Bugünkü gençlerin hepsi televizyonla büyüdü. Şimdi buna bir de sanal dünya eklendi. Gençlerin algılamaları, hayal dünyaları, zihinlerinin çalışması, bakışları, görüşleri, kodlamaları, hepsi görsel ya da sanal dünyanın kurallarına göre şekilleniyor. Bu dünyanın nimetleri ya da kötülükleri gençleri nasıl etkiliyor? Gençlere ne yapmalarını tavsiye edersiniz?
Sanal alemin bizim açımızdan, Genç Öncüler adına bu durumu tahlil ettiğimizde müspet tarafları da var menfi tarafları da var. Ama müspet tarafına göre menfi tarafları son derece fazla. Müspet tarafı nedir? İletişim, iletişim derken de bir önceki soru da anlatmaya çalıştığım iletişim değil. İnsan tanıma, mesajını iletebilme vs. bağlamlarında bir fonksiyonu var, yok değil. Amma velakin bu ne kadar bu amaçla kullanıyor sorusunu sorarsak bu amaçla çok da fazla kullanılmadığını görüyoruz. Peki nedir bu sanal alemde gençleri baş başa bırakan şey?

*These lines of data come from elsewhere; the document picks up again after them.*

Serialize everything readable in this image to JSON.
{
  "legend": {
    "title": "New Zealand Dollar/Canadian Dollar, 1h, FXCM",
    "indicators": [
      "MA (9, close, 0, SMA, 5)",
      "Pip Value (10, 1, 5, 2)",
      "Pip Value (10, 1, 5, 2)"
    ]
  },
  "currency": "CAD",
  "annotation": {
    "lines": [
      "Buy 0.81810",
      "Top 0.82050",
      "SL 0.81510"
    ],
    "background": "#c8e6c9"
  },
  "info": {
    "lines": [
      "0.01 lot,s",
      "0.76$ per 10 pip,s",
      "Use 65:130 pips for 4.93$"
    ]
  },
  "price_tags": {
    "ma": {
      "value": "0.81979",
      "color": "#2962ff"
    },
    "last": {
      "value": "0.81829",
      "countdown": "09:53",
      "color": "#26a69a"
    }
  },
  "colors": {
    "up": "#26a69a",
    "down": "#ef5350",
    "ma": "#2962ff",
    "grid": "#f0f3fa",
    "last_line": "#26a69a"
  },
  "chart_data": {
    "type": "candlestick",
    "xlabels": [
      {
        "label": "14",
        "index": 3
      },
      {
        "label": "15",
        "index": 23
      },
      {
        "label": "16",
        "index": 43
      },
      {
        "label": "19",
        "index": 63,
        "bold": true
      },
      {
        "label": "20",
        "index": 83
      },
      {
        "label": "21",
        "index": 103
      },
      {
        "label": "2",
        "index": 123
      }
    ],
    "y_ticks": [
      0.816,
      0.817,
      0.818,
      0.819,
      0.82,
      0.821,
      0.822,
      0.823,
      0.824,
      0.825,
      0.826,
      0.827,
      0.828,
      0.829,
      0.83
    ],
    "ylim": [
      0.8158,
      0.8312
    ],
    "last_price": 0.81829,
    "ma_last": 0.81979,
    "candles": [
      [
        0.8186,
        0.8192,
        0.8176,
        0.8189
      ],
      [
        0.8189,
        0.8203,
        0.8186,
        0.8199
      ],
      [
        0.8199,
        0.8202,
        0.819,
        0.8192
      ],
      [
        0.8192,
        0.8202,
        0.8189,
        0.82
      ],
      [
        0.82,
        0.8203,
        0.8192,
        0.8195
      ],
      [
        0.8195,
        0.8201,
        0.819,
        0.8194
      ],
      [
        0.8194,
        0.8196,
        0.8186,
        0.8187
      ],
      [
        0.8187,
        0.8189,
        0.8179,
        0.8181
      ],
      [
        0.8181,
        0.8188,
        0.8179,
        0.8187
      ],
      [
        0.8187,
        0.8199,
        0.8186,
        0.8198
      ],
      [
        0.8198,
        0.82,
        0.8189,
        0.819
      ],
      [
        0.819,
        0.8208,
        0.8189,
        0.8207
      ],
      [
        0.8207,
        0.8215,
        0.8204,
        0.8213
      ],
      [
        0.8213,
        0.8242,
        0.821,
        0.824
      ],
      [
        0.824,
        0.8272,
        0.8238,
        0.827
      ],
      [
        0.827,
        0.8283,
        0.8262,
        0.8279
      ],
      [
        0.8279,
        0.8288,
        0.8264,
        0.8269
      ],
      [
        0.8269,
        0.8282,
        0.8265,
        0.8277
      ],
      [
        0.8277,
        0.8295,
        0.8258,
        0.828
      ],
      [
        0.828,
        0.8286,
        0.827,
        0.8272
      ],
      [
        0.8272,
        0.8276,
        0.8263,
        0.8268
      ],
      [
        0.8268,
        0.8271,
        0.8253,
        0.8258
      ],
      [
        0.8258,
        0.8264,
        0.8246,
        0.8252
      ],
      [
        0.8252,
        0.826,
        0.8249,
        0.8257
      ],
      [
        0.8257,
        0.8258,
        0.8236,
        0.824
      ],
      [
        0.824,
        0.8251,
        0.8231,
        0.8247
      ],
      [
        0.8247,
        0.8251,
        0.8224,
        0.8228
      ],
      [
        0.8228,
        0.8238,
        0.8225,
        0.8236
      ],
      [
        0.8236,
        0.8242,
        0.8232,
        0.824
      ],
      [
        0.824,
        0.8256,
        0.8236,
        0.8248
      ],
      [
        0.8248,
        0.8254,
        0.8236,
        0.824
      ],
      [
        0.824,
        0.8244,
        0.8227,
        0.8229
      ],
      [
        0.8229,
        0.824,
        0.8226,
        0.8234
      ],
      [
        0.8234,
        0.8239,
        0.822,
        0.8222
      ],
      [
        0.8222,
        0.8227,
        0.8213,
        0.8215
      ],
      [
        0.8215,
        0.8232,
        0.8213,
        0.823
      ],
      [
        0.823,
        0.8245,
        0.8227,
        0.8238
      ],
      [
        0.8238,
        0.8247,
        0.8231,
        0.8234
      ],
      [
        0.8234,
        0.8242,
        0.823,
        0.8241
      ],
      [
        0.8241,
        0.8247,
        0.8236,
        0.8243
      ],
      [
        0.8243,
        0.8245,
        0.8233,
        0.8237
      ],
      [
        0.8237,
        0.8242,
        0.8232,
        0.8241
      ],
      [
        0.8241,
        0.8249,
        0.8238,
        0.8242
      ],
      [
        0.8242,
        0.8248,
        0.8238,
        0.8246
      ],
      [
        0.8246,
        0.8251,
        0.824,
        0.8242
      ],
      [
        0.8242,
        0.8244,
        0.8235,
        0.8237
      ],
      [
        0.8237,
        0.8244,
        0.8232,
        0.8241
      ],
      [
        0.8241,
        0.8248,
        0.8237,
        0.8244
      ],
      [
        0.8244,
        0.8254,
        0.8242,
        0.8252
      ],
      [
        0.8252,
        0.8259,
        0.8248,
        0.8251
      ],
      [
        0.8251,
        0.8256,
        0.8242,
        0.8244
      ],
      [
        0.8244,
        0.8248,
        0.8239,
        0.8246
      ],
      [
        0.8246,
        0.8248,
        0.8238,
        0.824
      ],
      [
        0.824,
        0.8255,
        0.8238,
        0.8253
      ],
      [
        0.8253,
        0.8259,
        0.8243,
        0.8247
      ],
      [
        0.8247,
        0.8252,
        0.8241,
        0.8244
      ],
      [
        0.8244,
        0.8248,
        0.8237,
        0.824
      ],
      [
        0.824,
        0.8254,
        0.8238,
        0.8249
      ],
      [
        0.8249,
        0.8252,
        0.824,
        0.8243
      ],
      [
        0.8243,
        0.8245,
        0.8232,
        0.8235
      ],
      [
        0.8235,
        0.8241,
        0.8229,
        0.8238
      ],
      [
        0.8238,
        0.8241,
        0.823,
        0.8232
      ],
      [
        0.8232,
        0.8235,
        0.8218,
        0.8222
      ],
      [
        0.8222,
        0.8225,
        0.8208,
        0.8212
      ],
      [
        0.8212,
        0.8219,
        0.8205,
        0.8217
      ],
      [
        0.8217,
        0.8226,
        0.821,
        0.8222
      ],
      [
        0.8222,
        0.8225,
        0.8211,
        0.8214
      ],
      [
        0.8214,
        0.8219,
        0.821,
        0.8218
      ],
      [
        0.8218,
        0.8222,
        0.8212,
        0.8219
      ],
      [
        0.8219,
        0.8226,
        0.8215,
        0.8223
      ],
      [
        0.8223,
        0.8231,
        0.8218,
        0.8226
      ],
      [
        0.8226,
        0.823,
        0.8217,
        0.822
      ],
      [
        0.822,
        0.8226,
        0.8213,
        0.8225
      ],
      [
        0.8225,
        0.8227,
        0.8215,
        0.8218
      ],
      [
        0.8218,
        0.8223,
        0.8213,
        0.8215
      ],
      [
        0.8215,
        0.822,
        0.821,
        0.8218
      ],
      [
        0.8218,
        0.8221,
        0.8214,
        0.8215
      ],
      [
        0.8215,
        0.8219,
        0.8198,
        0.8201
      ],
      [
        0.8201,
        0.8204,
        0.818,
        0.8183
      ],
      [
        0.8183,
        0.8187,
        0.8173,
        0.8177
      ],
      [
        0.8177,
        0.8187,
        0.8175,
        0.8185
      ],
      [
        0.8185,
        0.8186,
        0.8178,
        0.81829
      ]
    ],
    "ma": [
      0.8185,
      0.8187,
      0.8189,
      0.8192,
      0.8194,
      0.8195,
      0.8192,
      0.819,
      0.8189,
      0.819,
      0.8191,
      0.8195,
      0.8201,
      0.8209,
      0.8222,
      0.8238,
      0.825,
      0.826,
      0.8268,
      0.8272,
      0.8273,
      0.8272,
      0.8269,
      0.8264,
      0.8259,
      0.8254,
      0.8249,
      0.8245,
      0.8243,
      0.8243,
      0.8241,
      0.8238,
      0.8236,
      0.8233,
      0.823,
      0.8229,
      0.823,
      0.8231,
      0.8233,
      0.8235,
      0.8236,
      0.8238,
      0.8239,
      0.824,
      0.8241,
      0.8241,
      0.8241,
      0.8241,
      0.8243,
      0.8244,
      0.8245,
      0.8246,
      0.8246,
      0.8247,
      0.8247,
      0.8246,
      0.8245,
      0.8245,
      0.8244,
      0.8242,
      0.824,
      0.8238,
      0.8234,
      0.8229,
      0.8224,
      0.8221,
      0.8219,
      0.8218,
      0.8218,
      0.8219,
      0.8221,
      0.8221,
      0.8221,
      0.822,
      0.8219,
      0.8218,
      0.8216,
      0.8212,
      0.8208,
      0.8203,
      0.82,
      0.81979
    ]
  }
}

Benim gördüğüm kadarıyla sanal alem yaşadığımız reel alemin haricinde insanlara yepyeni bir dünya imkanı sunuyor.
"YENİ DÜNYA, GENÇLERİN BÜTÜN REEL BAĞLARINI, KURGULARINI, HAYATA BAKIŞLARINI ETKİLİYOR"

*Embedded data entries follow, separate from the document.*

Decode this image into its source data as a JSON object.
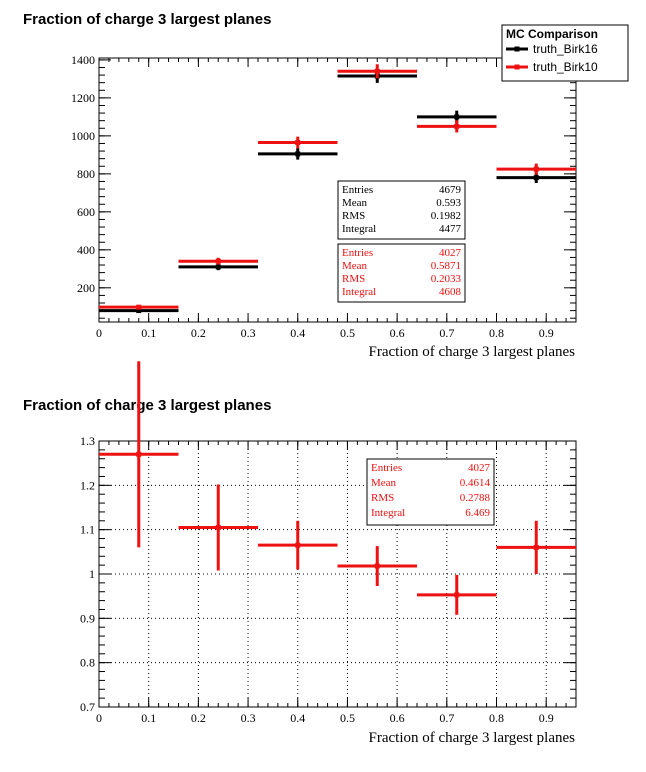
{
  "colors": {
    "black_series": "#000000",
    "red_series": "#ee1111",
    "grid": "#000000"
  },
  "legend": {
    "title": "MC Comparison",
    "entries": [
      {
        "label": "truth_Birk16",
        "color": "#000000"
      },
      {
        "label": "truth_Birk10",
        "color": "#ee1111"
      }
    ]
  },
  "chart_data": [
    {
      "type": "histogram",
      "title": "Fraction of charge 3 largest planes",
      "xlabel": "Fraction of charge 3 largest planes",
      "ylabel": "",
      "xlim": [
        0,
        0.96
      ],
      "ylim": [
        20,
        1410
      ],
      "xticks": [
        0,
        0.1,
        0.2,
        0.3,
        0.4,
        0.5,
        0.6,
        0.7,
        0.8,
        0.9
      ],
      "xtick_labels": [
        "0",
        "0.1",
        "0.2",
        "0.3",
        "0.4",
        "0.5",
        "0.6",
        "0.7",
        "0.8",
        "0.9"
      ],
      "yticks": [
        200,
        400,
        600,
        800,
        1000,
        1200,
        1400
      ],
      "ytick_labels": [
        "200",
        "400",
        "600",
        "800",
        "1000",
        "1200",
        "1400"
      ],
      "grid": false,
      "bins": [
        [
          0,
          0.16
        ],
        [
          0.16,
          0.32
        ],
        [
          0.32,
          0.48
        ],
        [
          0.48,
          0.64
        ],
        [
          0.64,
          0.8
        ],
        [
          0.8,
          0.96
        ]
      ],
      "series": [
        {
          "name": "truth_Birk16",
          "color": "#000000",
          "values": [
            80,
            310,
            905,
            1315,
            1100,
            780
          ],
          "errors": [
            9,
            17,
            30,
            36,
            33,
            28
          ]
        },
        {
          "name": "truth_Birk10",
          "color": "#ee1111",
          "values": [
            98,
            340,
            965,
            1340,
            1050,
            825
          ],
          "errors": [
            10,
            18,
            31,
            37,
            32,
            29
          ]
        }
      ],
      "stats": [
        {
          "color": "#000000",
          "rows": [
            {
              "label": "Entries",
              "value": "4679"
            },
            {
              "label": "Mean",
              "value": "0.593"
            },
            {
              "label": "RMS",
              "value": "0.1982"
            },
            {
              "label": "Integral",
              "value": "4477"
            }
          ]
        },
        {
          "color": "#ee1111",
          "rows": [
            {
              "label": "Entries",
              "value": "4027"
            },
            {
              "label": "Mean",
              "value": "0.5871"
            },
            {
              "label": "RMS",
              "value": "0.2033"
            },
            {
              "label": "Integral",
              "value": "4608"
            }
          ]
        }
      ]
    },
    {
      "type": "histogram",
      "title": "Fraction of charge 3 largest planes",
      "xlabel": "Fraction of charge 3 largest planes",
      "ylabel": "",
      "xlim": [
        0,
        0.96
      ],
      "ylim": [
        0.7,
        1.3
      ],
      "xticks": [
        0,
        0.1,
        0.2,
        0.3,
        0.4,
        0.5,
        0.6,
        0.7,
        0.8,
        0.9
      ],
      "xtick_labels": [
        "0",
        "0.1",
        "0.2",
        "0.3",
        "0.4",
        "0.5",
        "0.6",
        "0.7",
        "0.8",
        "0.9"
      ],
      "yticks": [
        0.7,
        0.8,
        0.9,
        1.0,
        1.1,
        1.2,
        1.3
      ],
      "ytick_labels": [
        "0.7",
        "0.8",
        "0.9",
        "1",
        "1.1",
        "1.2",
        "1.3"
      ],
      "grid": true,
      "bins": [
        [
          0,
          0.16
        ],
        [
          0.16,
          0.32
        ],
        [
          0.32,
          0.48
        ],
        [
          0.48,
          0.64
        ],
        [
          0.64,
          0.8
        ],
        [
          0.8,
          0.96
        ]
      ],
      "series": [
        {
          "name": "",
          "color": "#ee1111",
          "values": [
            1.27,
            1.105,
            1.065,
            1.018,
            0.953,
            1.06
          ],
          "errors": [
            0.21,
            0.097,
            0.055,
            0.045,
            0.045,
            0.06
          ]
        }
      ],
      "stats": [
        {
          "color": "#ee1111",
          "rows": [
            {
              "label": "Entries",
              "value": "4027"
            },
            {
              "label": "Mean",
              "value": "0.4614"
            },
            {
              "label": "RMS",
              "value": "0.2788"
            },
            {
              "label": "Integral",
              "value": "6.469"
            }
          ]
        }
      ]
    }
  ]
}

Sanal alemin ne gibi imkanları var?
Bu dünyada kendiniz olmadan olabiliyorsunuz. Yani ben bu aleme girdiğimde İsmail Memiş değilim. X, Y, Z karakteri olabilirim. Bu karakter kendini fiziksel olarak tanımlayabilir, karşı tarafa anlatabilir. Bu karakter kendini dünya görüşü olarak apayrı bir görüşte anlatabilir. Kariyer olarak apayrı bir durumda anlatabilir. Ve ben reel, normal hayattaki bütün baskınlığımı, silikliğimi atıp orada açık, insanlara rahat söz yetiştiren bir tip olabilirim. Bir şizofren yapı ortaya çıkıyor. Ben aslında bastırdığım duygularımla orada yapayalnızım. Orada son derece rahatım. Bana kızan yok, bana çatan yok, bana sen kimsin diye soru sorsa o bulunduğum yeri bırakıp başka bir yere rahatlıkla geçebilirim. Bu sunulan ekstra yeni dünya, gençlerin bütün reel bağlarını, kurgularını, hayata bakışlarını hepsini etkiliyor.

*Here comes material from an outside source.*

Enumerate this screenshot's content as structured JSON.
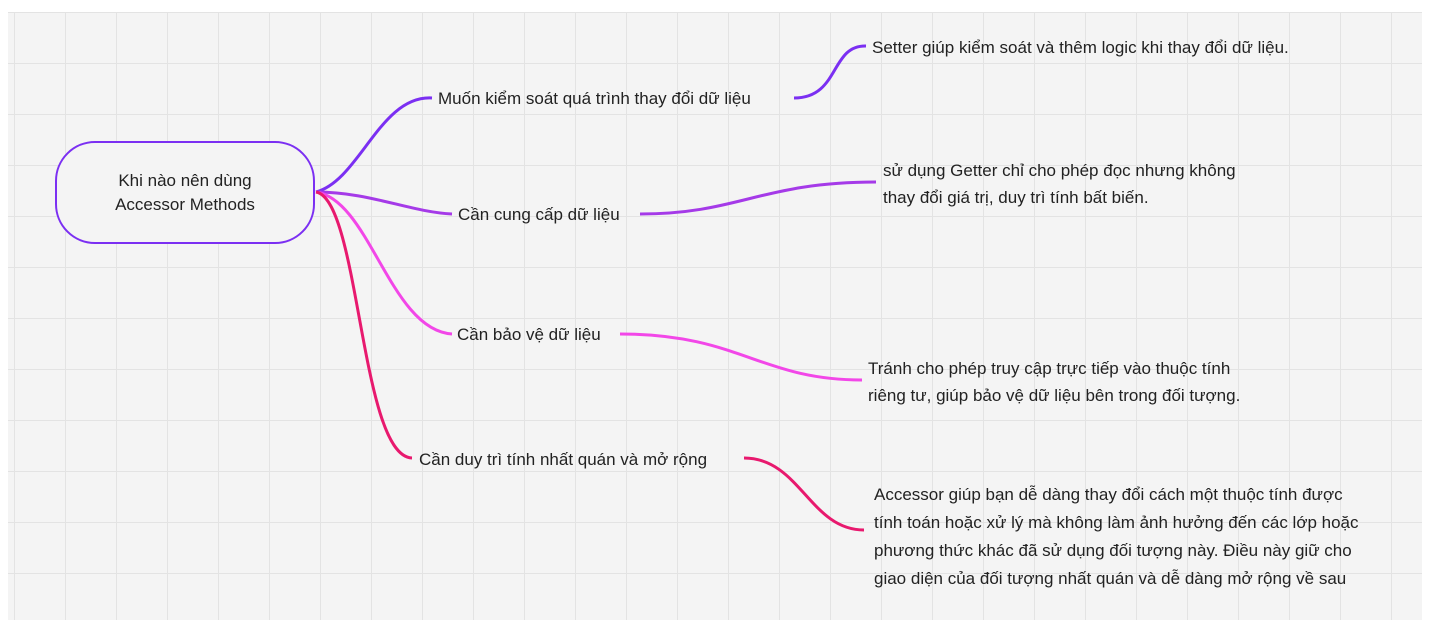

Şimdi sen bir gence istediğin kişi ol, istediğin şeyi yap seni kimse sorgulamayacak, istediğin insana sataş, istediğin insanla istediğin ilişkileri kur; meşru, gayri meşru her türlü imkan senin önünde diye bir seçenek sunarsan ve bunu sınırsızlaştırırsan adam internet kafeye gömülür günlerini orada harap eder.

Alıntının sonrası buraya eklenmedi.